The backstory is as interesting as the round itself. Paramify started as a documentation automation tool for federal compliance, specifically FedRAMP, CMMC, and DoD authorization packages. Then in March 2025, GSA announced FedRAMP 20x, a ground-up rewrite of the federal authorization process that moved from static Word-doc evidence to continuous, machine-readable validation. Scott’s quote to TechBuzz: “We were in D.C., not sleeping, and then we’re told our entire go-to-market is getting blown up.” Paramify scrapped the roadmap and rebuilt around continuous authorization workflows. Phase 2 pilots launched December 10, 2025, eight days before the round was announced.

Today, the workflow looks something like this. A SaaS vendor wants to sell to a federal agency. Historically that meant 12-to-24 months and $250k-$750k in implementer fees producing NIST-formatted paperwork by hand.

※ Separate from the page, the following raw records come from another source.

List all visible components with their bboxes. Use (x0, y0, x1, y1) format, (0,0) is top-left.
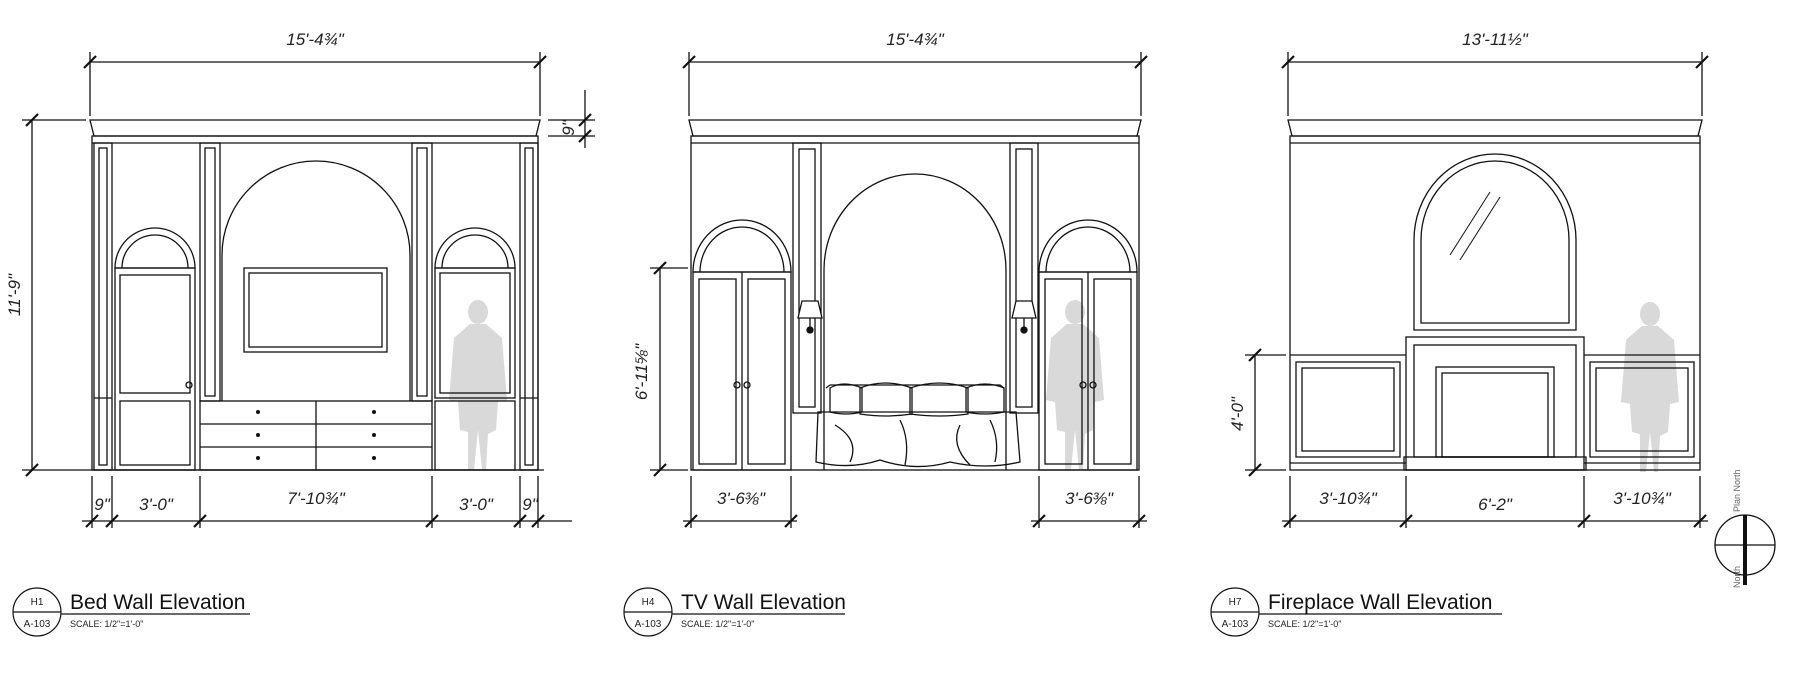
bed-wall-elevation (22, 52, 595, 529)
wall-sconce (1011, 300, 1037, 334)
dim-bottom-2: 3'-0" (139, 495, 174, 514)
wainscot-panel (1589, 361, 1695, 458)
dimension-lines (650, 52, 1149, 529)
wall-sconce (797, 300, 823, 334)
window-panel (434, 267, 516, 399)
arched-transom (114, 227, 196, 269)
bed-alcove-arch (823, 173, 1007, 470)
crown-molding (688, 119, 1142, 137)
scale-figure (1621, 302, 1679, 472)
pilaster (1009, 142, 1039, 414)
dim-wainscot-height: 4'-0" (1228, 396, 1247, 431)
dim-bottom-2: 6'-2" (1478, 495, 1513, 514)
tv-wall-elevation (650, 52, 1149, 529)
pilaster (93, 142, 113, 471)
closet-door (114, 267, 196, 471)
detail-number: H7 (1229, 597, 1242, 608)
north-arrow-icon: Plan North North (1714, 469, 1776, 588)
pilaster (519, 142, 539, 471)
title-block-bed-wall: H1 A-103 Bed Wall Elevation SCALE: 1/2"=… (12, 587, 250, 637)
dim-bottom-2: 3'-6⅜" (1065, 489, 1114, 508)
elevation-title: Bed Wall Elevation (70, 591, 245, 614)
pilaster (792, 142, 822, 414)
plan-north-label: Plan North (1732, 469, 1742, 512)
pilaster (199, 142, 221, 402)
dim-bottom-4: 3'-0" (459, 495, 494, 514)
dim-bottom-1: 3'-6⅜" (717, 489, 766, 508)
elevation-title: TV Wall Elevation (681, 591, 846, 614)
arched-niche (221, 160, 411, 401)
dim-crown: 9" (559, 119, 578, 135)
title-block-tv-wall: H4 A-103 TV Wall Elevation SCALE: 1/2"=1… (623, 587, 846, 637)
sheet-number: A-103 (1222, 619, 1249, 630)
arched-transom (1038, 219, 1138, 273)
dimension-lines (1245, 52, 1710, 529)
dim-bottom-5: 9" (522, 495, 538, 514)
true-north-label: North (1732, 566, 1742, 588)
scale-figure (1046, 300, 1104, 470)
dim-overall-width: 15'-4¾" (286, 30, 344, 49)
pilaster (411, 142, 433, 402)
sheet-number: A-103 (635, 619, 662, 630)
dim-overall-width: 15'-4¾" (886, 30, 944, 49)
fireplace-wall-elevation (1245, 52, 1710, 529)
tv-panel (243, 267, 388, 353)
fireplace (1403, 336, 1587, 471)
dim-height: 6'-11⅝" (632, 343, 651, 400)
dim-bottom-3: 3'-10¾" (1613, 489, 1671, 508)
arched-mirror (1413, 153, 1577, 331)
wainscot-panel (1295, 361, 1401, 458)
dim-bottom-1: 3'-10¾" (1319, 489, 1377, 508)
arched-transom (434, 227, 516, 269)
scale-note: SCALE: 1/2"=1'-0" (1268, 619, 1341, 629)
title-block-fireplace-wall: H7 A-103 Fireplace Wall Elevation SCALE:… (1210, 587, 1502, 637)
sheet-number: A-103 (24, 619, 51, 630)
bed (815, 382, 1021, 468)
scale-figure (449, 300, 507, 470)
scale-note: SCALE: 1/2"=1'-0" (681, 619, 754, 629)
dim-overall-height: 11'-9" (5, 273, 24, 316)
dim-overall-width: 13'-11½" (1462, 30, 1529, 49)
scale-note: SCALE: 1/2"=1'-0" (70, 619, 143, 629)
detail-number: H1 (31, 597, 44, 608)
crown-molding (89, 119, 541, 137)
detail-number: H4 (642, 597, 655, 608)
elevation-title: Fireplace Wall Elevation (1268, 591, 1492, 614)
dimension-lines (22, 52, 595, 529)
dim-bottom-3: 7'-10¾" (287, 489, 345, 508)
crown-molding (1287, 119, 1703, 137)
arched-transom (692, 219, 792, 273)
wall-outline (690, 135, 1140, 471)
dim-bottom-1: 9" (94, 495, 110, 514)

Paramify says Filevine, a Utah legal-tech company, used the platform to hit FedRAMP authorization in 8 days. The platform ingests system architecture and control implementations, auto-generates the required documentation, then handles continuous monitoring.

Moore Strategic Ventures is Louis Bacon’s family office, so this is permanent capital without a fund-life clock. The other three participants are Mountain West seed shops in Paramify’s backyard, which keeps the cap table close to home in Lehi.